Time was, he said, when all animals had no sex. Unsex, he called it, because they all had the same male and female equipment, and could mate perfectly well with themselves like tapeworms do today. That situation didn’t last long. A god, some god, any god (or, maybe, Big Todd himself, who felt godlike when spinning metaphysical yarns) decided, as gods are wont to do, that things would be more interesting (and wasn’t that what life was all about?) if he split all those animals in twain. Which he did. But not only that: he flung them around the world so none of the animals could find their proper halves, not without a lot of searching. It stood to reason that living half-lives like that wasn’t pleasant at all. Everything on the earth — birds, beasts, grubworms, and especially men — were and still are incredibly lonesome, and suffer a lot until their lost halves are found. So, Todd concluded, leaning back in his seat and rubbing his stomach like a flesh-fed Druid, such was sex. That ever-so-often feeling that rolled across your brain like fog; it was nothing more than the call to hunt for your other half. Bad marriages, or ruined love affairs, were nothing but two wrong halves coming together. “Square pegs in round holes,” he said. And he laughed.

Lavidia howled.

She lobbed an car of corn across the table — it hit him on his forehead.
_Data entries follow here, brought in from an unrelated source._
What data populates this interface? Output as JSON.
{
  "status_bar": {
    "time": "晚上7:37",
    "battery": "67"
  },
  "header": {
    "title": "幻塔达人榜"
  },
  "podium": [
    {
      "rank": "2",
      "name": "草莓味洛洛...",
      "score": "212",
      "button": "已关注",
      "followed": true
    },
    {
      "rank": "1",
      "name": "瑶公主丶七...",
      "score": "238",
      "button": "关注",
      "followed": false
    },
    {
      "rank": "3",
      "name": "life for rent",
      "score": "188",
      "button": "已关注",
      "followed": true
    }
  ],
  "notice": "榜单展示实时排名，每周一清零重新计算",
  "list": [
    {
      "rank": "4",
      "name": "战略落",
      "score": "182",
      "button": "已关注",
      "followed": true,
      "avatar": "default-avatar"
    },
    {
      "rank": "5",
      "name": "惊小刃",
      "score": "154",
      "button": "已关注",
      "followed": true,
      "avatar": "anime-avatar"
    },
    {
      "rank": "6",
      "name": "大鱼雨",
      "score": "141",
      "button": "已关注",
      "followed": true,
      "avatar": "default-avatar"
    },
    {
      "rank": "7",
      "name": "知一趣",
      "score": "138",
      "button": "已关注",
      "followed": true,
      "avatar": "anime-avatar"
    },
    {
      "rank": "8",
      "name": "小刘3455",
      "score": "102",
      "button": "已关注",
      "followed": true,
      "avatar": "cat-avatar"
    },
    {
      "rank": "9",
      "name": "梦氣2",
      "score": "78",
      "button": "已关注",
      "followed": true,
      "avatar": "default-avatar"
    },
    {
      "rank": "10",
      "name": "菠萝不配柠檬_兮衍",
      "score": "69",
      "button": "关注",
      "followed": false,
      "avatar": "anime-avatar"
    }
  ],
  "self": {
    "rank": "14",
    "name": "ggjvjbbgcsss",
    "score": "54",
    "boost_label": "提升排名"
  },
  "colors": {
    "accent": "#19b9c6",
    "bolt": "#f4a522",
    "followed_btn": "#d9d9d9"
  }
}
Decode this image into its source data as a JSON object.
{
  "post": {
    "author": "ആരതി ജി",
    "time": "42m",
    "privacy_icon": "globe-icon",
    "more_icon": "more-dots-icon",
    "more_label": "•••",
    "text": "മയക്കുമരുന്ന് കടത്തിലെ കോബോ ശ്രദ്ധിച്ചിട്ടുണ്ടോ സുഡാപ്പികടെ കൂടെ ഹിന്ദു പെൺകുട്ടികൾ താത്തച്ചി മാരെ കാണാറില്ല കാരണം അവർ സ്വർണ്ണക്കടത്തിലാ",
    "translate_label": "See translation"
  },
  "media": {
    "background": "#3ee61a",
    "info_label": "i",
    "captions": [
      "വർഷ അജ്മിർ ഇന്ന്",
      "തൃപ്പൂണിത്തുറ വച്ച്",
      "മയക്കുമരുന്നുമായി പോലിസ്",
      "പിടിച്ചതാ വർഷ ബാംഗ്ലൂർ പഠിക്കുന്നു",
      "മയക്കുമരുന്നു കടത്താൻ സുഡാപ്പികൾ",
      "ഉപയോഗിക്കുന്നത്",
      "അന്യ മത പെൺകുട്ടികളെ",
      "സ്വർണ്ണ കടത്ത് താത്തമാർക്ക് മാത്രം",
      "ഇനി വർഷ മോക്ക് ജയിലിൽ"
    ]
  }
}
“Why you tellin’ lies to this child?”

Todd was cool. With his napkin he wiped his face. “Ain’t no harm—”

“No harm !” Lavidia wailed. “You’re going to pump this child fulla lies, and the world’s goin’ to eat her alive! Faith,” she said, “you’ll learn about sex soon enough. Love is perfect till somebody pulls back the bedcovers on you—”

“Stop that!” Now Todd was furious. Faith had never seen him so angry, his monkey up, his mouth greasy with gumbo and twisted across his clenched teeth. His fork bent slowly in his fist. She sat between them, her head revolving from left to right as first her father, then Lavidia stood up shouting, like soon-to-battle stags. She was sorry she’d asked about sex, but knew they argued this way often. When she couldn’t sleep, she’d tiptoe to their bedroom at the rear of the farmhouse, only to find her father all naked and hairless like a salamander, pleading with Lavidia, who pretended, and rather poorly, to be asleep or sick. Todd would finish the argument by storming from the house. His usual tactic. He would snatch his jacket from the rack at the front door, wearing it inside out so spirits would leave his person be, and disappear for long walks alone. Faith would steal out the back door, searching for him and, if she was lucky, she would see his outline against the road. For a long time he would say nothing while they walked. This was disturbing, for she was used to him telling her tales as she walked with him, and could egg him on with, “Tell me another mile.” But after arguments with Lavidia he would be withdrawn and moody, unable to conjure even though she chattered nervously and sang his favorite work songs to him, songs he had heard on chain gangs, in cotton fields. Finally, he would smile, laugh as she imagined shamans did, and tell her something outrageous. Or he’d talk about haints, though this was dangerous and would attract them just as sure as liquor on your clothes brings them at your heels.